The engine of the renal car started beautifully on the first try, a nice change of pace from the old lemon she shared with her friends back at school. When she had sprung an extra ten bucks on the nicer car for the trip, Clarissa had been picturing a glamorous week of vacationing in California that would make the nerve-wracking experience of meeting her boyfriend’s family and old friends much easier. What she had failed to take into account in this fantasy was that there were parts of California outside of San Francisco and LA. As Clarissa followed the GPS instructions from the Motel 6 to Nicolas’ parents' house, she couldn’t help but notice that the suburbs she was passing looked nearly identical to the small town she had grown up in in Missouri. If anything, it might be even browner and colder.
Clarissa pulled onto Greenwood Drive and parked in front of a house a few houses down, just like Mrs. Losa had told her to. They were all supposed to park in front of other houses so that too many cars out front of the Losa house wouldn’t give away the surprise. Clarissa had already given away the surprise, but the rest of them didn’t know that.
Clarissa turned off the engine and wiped her sweaty palms on her jeans. I belong here, she thought. We have been dating for five months. I have been part of the planning of this event since the beginning. He invited me. They all invited me. “I belong here,” she said out loud, and she stepped out of the car.
Clarissa had spoken to Nicolas’ family before over the phone from school and over email while planning the party, but this was her first time meeting them face to face.

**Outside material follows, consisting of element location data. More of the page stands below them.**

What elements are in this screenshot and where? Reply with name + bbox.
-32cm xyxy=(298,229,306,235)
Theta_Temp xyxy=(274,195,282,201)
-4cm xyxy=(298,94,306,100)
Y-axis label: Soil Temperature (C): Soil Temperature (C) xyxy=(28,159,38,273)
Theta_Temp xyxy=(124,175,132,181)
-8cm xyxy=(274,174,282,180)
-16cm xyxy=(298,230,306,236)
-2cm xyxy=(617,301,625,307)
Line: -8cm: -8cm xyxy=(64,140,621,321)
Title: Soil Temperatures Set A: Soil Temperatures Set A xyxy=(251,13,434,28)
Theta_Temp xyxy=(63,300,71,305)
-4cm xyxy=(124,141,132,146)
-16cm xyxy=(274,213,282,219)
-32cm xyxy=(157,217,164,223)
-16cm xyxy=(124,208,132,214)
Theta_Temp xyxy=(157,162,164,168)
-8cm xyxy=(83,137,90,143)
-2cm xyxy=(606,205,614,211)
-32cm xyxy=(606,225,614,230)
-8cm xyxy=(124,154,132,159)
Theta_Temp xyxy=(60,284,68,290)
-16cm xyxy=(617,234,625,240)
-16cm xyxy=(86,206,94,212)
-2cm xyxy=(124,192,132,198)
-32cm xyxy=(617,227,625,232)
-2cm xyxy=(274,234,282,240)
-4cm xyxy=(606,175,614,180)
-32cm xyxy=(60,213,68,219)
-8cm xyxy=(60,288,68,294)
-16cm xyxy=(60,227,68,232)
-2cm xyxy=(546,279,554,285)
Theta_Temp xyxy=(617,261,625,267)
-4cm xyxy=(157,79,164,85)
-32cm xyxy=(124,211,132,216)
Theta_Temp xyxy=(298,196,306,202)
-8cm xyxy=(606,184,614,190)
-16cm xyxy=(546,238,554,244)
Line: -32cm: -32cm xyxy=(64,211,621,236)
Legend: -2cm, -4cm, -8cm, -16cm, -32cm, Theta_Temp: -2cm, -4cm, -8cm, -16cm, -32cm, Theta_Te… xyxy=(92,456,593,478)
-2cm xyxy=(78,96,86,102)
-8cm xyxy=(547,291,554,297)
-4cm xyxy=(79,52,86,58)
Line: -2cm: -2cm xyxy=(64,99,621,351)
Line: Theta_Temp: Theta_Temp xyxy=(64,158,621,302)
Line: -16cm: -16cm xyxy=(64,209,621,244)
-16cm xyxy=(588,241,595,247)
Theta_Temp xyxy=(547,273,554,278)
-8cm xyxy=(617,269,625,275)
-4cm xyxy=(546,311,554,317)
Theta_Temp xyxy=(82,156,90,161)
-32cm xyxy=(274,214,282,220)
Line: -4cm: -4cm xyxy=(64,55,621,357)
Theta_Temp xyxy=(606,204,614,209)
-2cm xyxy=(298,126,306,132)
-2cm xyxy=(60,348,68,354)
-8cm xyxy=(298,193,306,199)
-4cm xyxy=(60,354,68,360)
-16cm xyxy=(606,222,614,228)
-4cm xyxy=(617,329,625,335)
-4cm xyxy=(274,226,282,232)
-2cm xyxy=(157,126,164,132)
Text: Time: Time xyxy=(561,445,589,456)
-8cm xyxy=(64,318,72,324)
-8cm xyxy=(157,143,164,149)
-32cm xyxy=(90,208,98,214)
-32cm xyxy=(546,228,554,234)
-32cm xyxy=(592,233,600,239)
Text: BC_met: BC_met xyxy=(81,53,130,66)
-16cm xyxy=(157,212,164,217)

They had originally planned to meet up for dinner the night Clarissa and Nicolas got to California, but their flight had been delayed, and the traffic on the way from the airport had been bad, so the only one still awake to greet them when they finally got in close to midnight had been Pat, who had taken them out to a PizzaHut that stayed open all night. There were two consequences of this: Clarissa eating the worst vegan pizza of her life after a full travel day and throwing up in a motel bathroom, and her having to meet Nicolas’ family for the first time on her own.